Figure 6.

2′MeO6MF decreases NFkB activity and circulating pro-inflammatory cytokines. The level of expression for various GABA subunits was assessed in the RAWblue™ macrophage cell line. Macrophage cells were shown to express α5, β1 and δ, with very low levels of α1, α2 and β2 being detected (a). Upon stimulation of macrophage with LPS (2.5 ng/ml) a significant increase in NFkB activity was detected (b). Addition of the 2′MeO6MF (10⁻³–10⁻⁴), but not the vehicle (2.5% DMSO), to the media resulted in a significant decrease in NFkB activity (b). Data are presented as mean ± SD. +++=P < 0.001 compared with controls; ^=P < 0.01 compared to LPS or LPS + DMSO-treated controls. 2′MeO6MF: 2′-methoxy-6-methylflavone. The effects of sham-operated controls (white bars), stroke + vehicle treatment (blue bars) and stroke + 2′MeO6MF treatment (red bars) on circulating IL-1β (c), TNF-α (d) and IFN-γ levels (e) were assessed in plasma collected 1 - (solid bars) and three days (chequered bars) post-stroke. Stroke induces a significant elevation in circulating pro-inflammatory IL-1β (c), TNF-α (d) and IFN-γ (e) levels. Treatment with 2′MeO6MF dosing at 1 h with a second dose at 24 h resulted in a significant decrease in circulating IL-1β and IFN-γ ((c) and (e), respectively) levels at 0.1, 5 and 30 mg/kg.
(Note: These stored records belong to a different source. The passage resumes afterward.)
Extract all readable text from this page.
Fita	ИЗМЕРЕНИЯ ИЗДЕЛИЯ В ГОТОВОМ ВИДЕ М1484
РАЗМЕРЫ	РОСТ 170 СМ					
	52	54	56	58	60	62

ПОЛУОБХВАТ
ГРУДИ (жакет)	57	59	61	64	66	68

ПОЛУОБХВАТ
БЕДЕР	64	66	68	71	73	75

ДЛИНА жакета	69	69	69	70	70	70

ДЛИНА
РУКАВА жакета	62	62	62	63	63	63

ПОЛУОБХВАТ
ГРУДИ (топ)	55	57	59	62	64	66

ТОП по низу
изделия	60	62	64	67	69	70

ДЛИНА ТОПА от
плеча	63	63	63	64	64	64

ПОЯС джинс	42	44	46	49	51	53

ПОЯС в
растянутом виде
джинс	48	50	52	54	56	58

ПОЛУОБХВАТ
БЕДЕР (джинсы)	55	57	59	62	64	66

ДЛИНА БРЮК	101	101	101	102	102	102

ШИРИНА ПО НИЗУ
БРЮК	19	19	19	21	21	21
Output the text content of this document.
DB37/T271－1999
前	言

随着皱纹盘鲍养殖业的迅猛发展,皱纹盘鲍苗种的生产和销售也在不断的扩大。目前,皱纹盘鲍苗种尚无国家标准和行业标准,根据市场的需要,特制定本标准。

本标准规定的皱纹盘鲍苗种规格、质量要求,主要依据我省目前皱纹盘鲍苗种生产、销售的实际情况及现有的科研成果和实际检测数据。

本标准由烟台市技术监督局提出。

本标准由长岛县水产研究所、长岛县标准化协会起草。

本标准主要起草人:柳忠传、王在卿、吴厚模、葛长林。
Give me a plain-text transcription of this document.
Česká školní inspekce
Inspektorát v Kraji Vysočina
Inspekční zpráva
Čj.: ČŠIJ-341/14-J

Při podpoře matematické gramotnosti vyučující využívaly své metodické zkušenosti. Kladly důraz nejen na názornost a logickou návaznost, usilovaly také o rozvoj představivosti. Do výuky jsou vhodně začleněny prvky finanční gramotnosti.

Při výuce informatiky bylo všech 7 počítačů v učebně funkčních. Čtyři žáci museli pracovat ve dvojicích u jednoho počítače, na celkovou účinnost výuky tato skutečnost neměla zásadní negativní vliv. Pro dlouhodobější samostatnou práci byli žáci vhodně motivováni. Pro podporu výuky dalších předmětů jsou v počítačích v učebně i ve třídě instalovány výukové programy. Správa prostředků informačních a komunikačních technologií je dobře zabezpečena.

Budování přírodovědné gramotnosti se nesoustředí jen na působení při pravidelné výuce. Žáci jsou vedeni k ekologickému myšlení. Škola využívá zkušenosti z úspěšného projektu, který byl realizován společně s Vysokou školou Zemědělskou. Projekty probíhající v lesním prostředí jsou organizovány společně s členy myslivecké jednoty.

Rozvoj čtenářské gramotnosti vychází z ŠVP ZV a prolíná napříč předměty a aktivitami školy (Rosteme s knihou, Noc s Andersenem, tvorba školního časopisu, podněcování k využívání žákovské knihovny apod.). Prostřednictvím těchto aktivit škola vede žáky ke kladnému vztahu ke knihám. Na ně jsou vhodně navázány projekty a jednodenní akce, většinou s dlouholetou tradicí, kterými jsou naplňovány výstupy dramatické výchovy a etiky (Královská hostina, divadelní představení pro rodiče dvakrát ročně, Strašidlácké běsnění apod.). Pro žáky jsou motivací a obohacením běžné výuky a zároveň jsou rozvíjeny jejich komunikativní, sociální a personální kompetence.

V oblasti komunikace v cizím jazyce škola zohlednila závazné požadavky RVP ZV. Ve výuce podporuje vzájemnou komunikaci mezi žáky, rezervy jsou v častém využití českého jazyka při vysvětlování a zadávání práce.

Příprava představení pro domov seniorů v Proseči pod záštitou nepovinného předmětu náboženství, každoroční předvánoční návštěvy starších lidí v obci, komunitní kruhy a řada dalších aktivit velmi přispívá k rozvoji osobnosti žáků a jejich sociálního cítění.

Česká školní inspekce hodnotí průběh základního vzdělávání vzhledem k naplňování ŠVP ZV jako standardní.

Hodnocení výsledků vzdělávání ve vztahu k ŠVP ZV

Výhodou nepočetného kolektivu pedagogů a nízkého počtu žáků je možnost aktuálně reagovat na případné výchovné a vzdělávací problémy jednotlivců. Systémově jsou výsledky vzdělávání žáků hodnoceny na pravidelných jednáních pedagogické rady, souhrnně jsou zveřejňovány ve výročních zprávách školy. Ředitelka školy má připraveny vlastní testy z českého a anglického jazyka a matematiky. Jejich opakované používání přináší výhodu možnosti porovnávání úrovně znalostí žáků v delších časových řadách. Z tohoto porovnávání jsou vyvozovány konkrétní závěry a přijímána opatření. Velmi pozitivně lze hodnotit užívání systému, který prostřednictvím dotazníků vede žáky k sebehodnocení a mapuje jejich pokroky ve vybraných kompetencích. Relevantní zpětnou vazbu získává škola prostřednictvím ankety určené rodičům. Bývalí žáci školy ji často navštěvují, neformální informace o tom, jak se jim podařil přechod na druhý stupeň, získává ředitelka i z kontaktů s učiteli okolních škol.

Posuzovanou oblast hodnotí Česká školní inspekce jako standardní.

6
Treatment with 2′MeO6MF also resulted in a significant decrease in circulating TNF-α (d) levels three days following dosing at 30 mg/kg, but not on day 1, nor following dosing at the either 0.1 or 5 mg/kg. All data are presented as mean ± SD. +=P < 0.05, ++=P < 0.01 and +++=P < 0.001 compared with sham-operated controls; *=P<0.05, ^=P < 0.01 compared with stroke + vehicle-treated controls. DMSO: ; IF: interferon; LPS: ; TNF: tumour necrosis factor.